2. Tax Assessment: An analysis of the tax impacts of the sale is necessary, as the capital gains from this transaction can have significant implications for Brazilian founders. Reassessing shares in advance and considering the creation of new corporate structures are fundamental strategies for minimizing tax burdens, thus ensuring a more profitable transaction.

3. Cap Table Organization: Investors tend to be cautious about companies with widely dispersed share capital. The existence of many shareholders, especially with small stakes, can even negatively impact valuation. Reviewing the cap table structure, including any stakes granted throug hincentive plans, can be complex and exhaustive, but it is a crucial step to ensure attractiveness in the sale process and optimize financial results. A reduced cap table with aligned shareholders (including the company having a shareholders’ agreement) is one of the main steps to the success of a liquidity event. 

4. Intellectual Property: When intellectual property registrations are in the name of individual founders, which is common in Brazil, this can complicate the sale process. Reviewing these registrations and including them in M&A negotiations is essential to ensure a smooth transaction and maximize the value perceived by the buyer.

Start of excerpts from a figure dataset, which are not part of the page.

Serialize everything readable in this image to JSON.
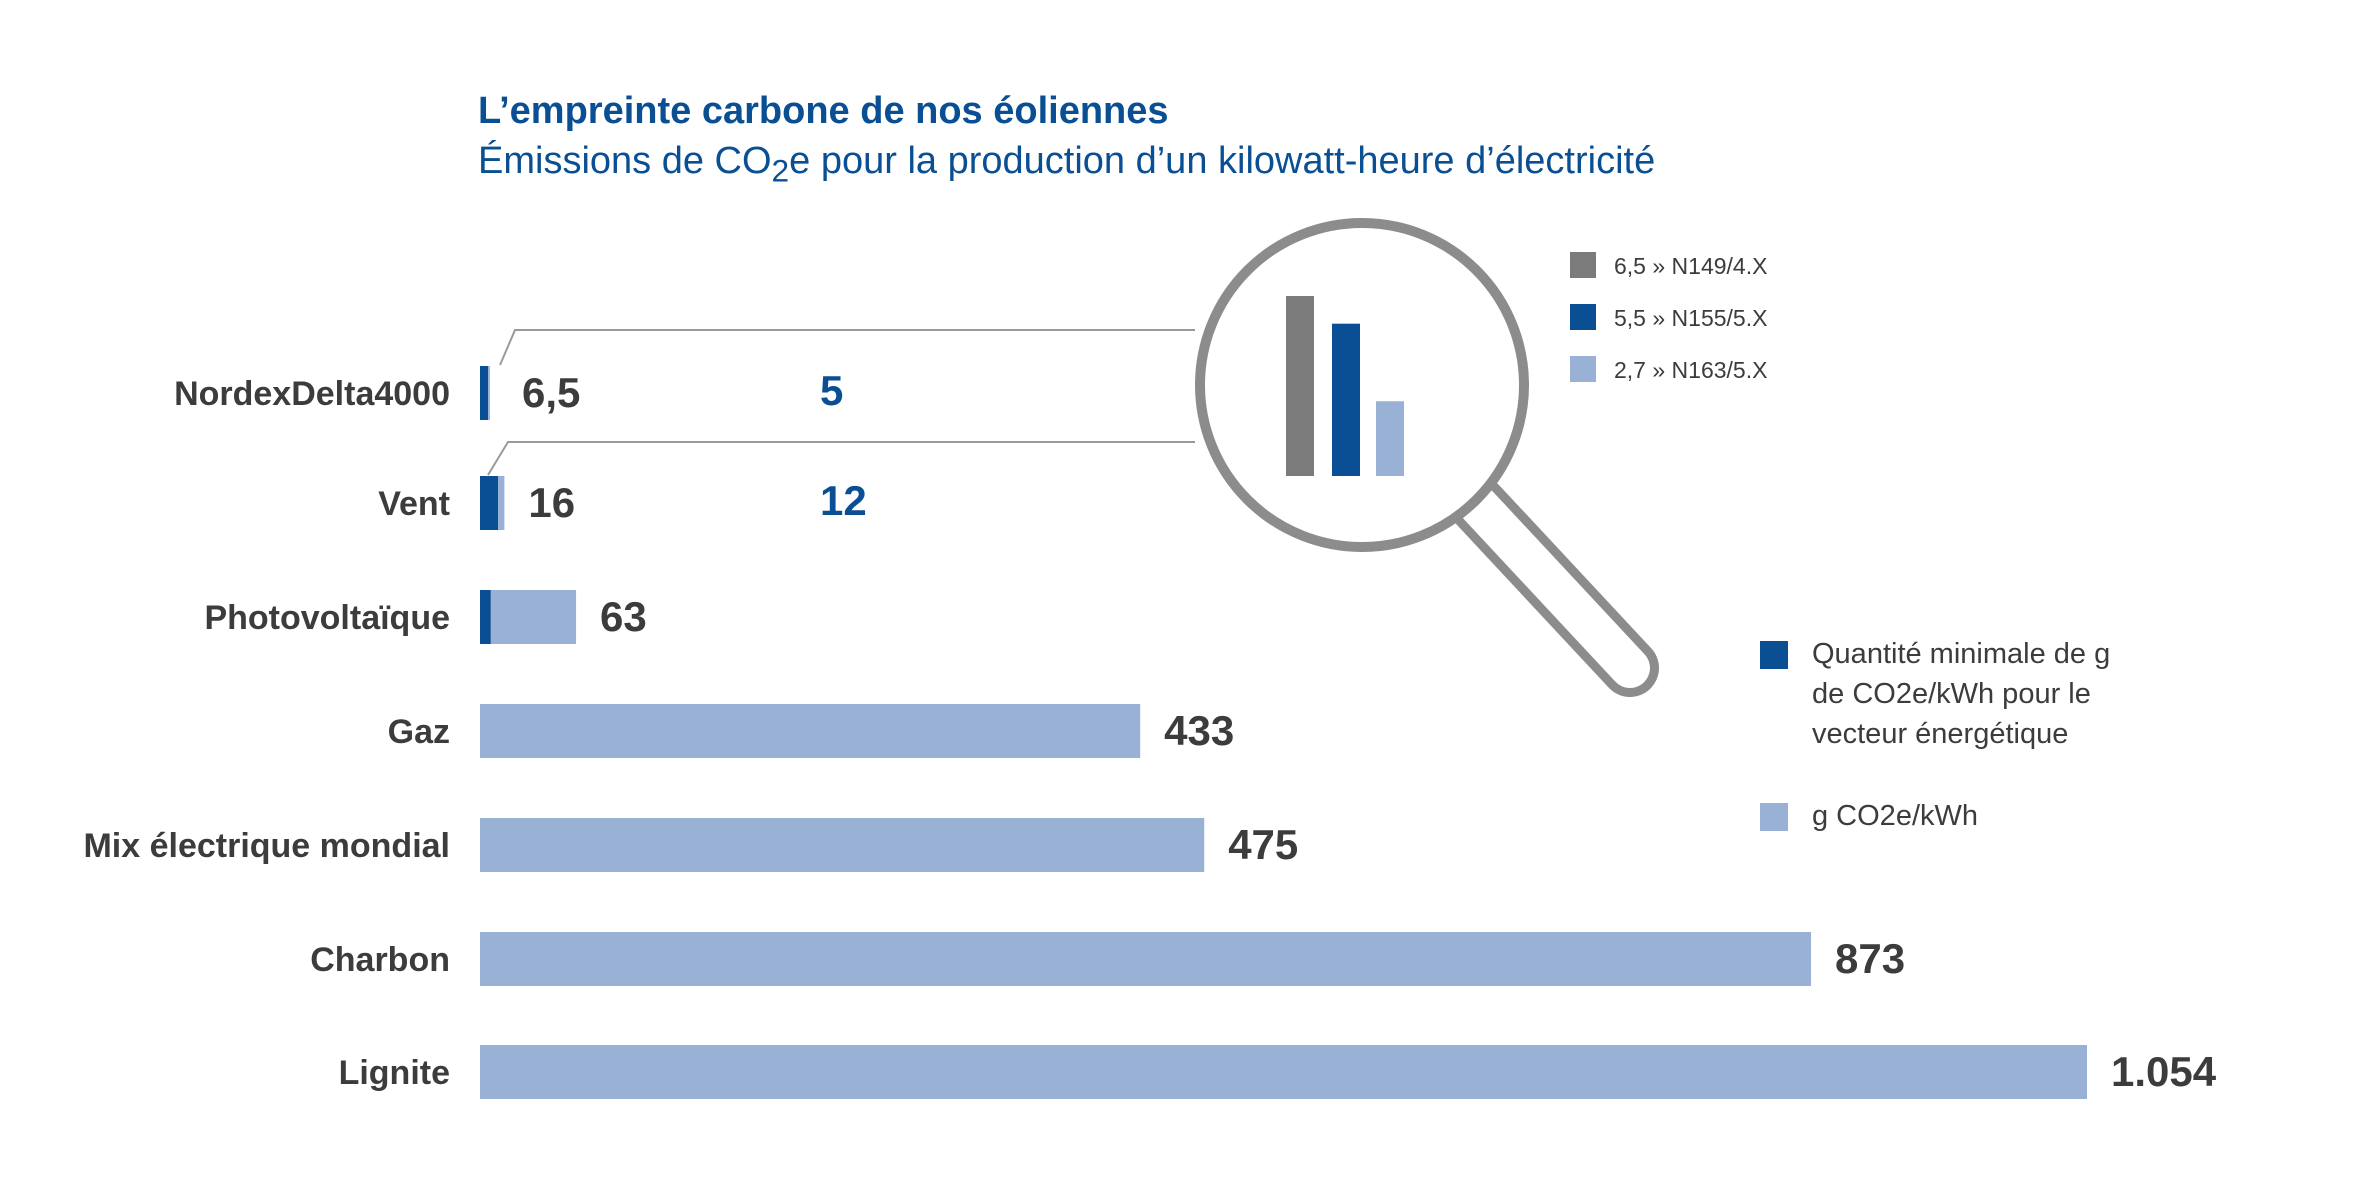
{
  "colors": {
    "dark_blue": "#0a4f93",
    "light_blue": "#9ab1d6",
    "gray": "#7b7b7b",
    "text_dark": "#3c3c3c",
    "lens_gray": "#8c8c8c"
  },
  "chart_data": {
    "type": "bar",
    "orientation": "horizontal",
    "title": "L’empreinte carbone de nos éoliennes",
    "subtitle_pre": "Émissions de CO",
    "subtitle_sub": "2",
    "subtitle_post": "e pour la production d’un kilowatt-heure d’électricité",
    "categories": [
      "NordexDelta4000",
      "Vent",
      "Photovoltaïque",
      "Gaz",
      "Mix électrique mondial",
      "Charbon",
      "Lignite"
    ],
    "series": [
      {
        "color": "#9ab1d6",
        "values": [
          6.5,
          16,
          63,
          433,
          475,
          873,
          1054
        ],
        "labels": [
          "6,5",
          "16",
          "63",
          "433",
          "475",
          "873",
          "1.054"
        ]
      },
      {
        "color": "#0a4f93",
        "values": [
          5,
          12,
          7,
          null,
          null,
          null,
          null
        ],
        "labels": [
          "5",
          "12",
          "",
          "",
          "",
          "",
          ""
        ]
      }
    ],
    "legend": {
      "position": "right",
      "items": [
        {
          "color": "#0a4f93",
          "lines": [
            "Quantité minimale de g",
            "de CO2e/kWh pour le",
            "vecteur énergétique"
          ]
        },
        {
          "color": "#9ab1d6",
          "lines": [
            "g CO2e/kWh"
          ]
        }
      ]
    },
    "inset": {
      "description": "magnifier",
      "bars": [
        {
          "value": 6.5,
          "label": "6,5 » N149/4.X",
          "color": "#7b7b7b"
        },
        {
          "value": 5.5,
          "label": "5,5 » N155/5.X",
          "color": "#0a4f93"
        },
        {
          "value": 2.7,
          "label": "2,7 » N163/5.X",
          "color": "#9ab1d6"
        }
      ]
    }
  }
}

5. Technology Licenses: Having robust contracts for the technologies used by the company is another point that the buyer will check, especially when we talk about businesses with a technological focus. It’s important to ensure the continuity of the license so that the business continues without impact.

6. Contracting Methods: This point is essential in Brazilian business, as it can generate significant liabilities, which are one of the biggest causes of price discounts. Understanding which relationships can be outsourced and which require employment contracts is part of this analysis.

7. Clear Assignment of Roles and Competencies: In a sale process, it is crucial that the company’s governance structure is well defined. Investors value organizations in which each area and leadership has clearly assigned roles, scope, and responsibilities. This clarity avoids overlaps, increases operational efficiency, and provides confidence in the team’s continuity and ability to execute after the transaction.

To operationalize these points, it is essential to evaluate the Brazilian company from a multidisciplinary perspective. This not only anticipates potential issues in the buyer’s due diligence but also protects the value of the shares to be sold, facilitating a faster and more efficient completion of the sale process.

As can be seen, in Brazil the company needs maturity in its management so that a liquidity event can occur quickly, safely, and profitably. This is why strategic governance planning in business management is essential for this process. Founders need to map and understand their company’s weaknesses before any sale move.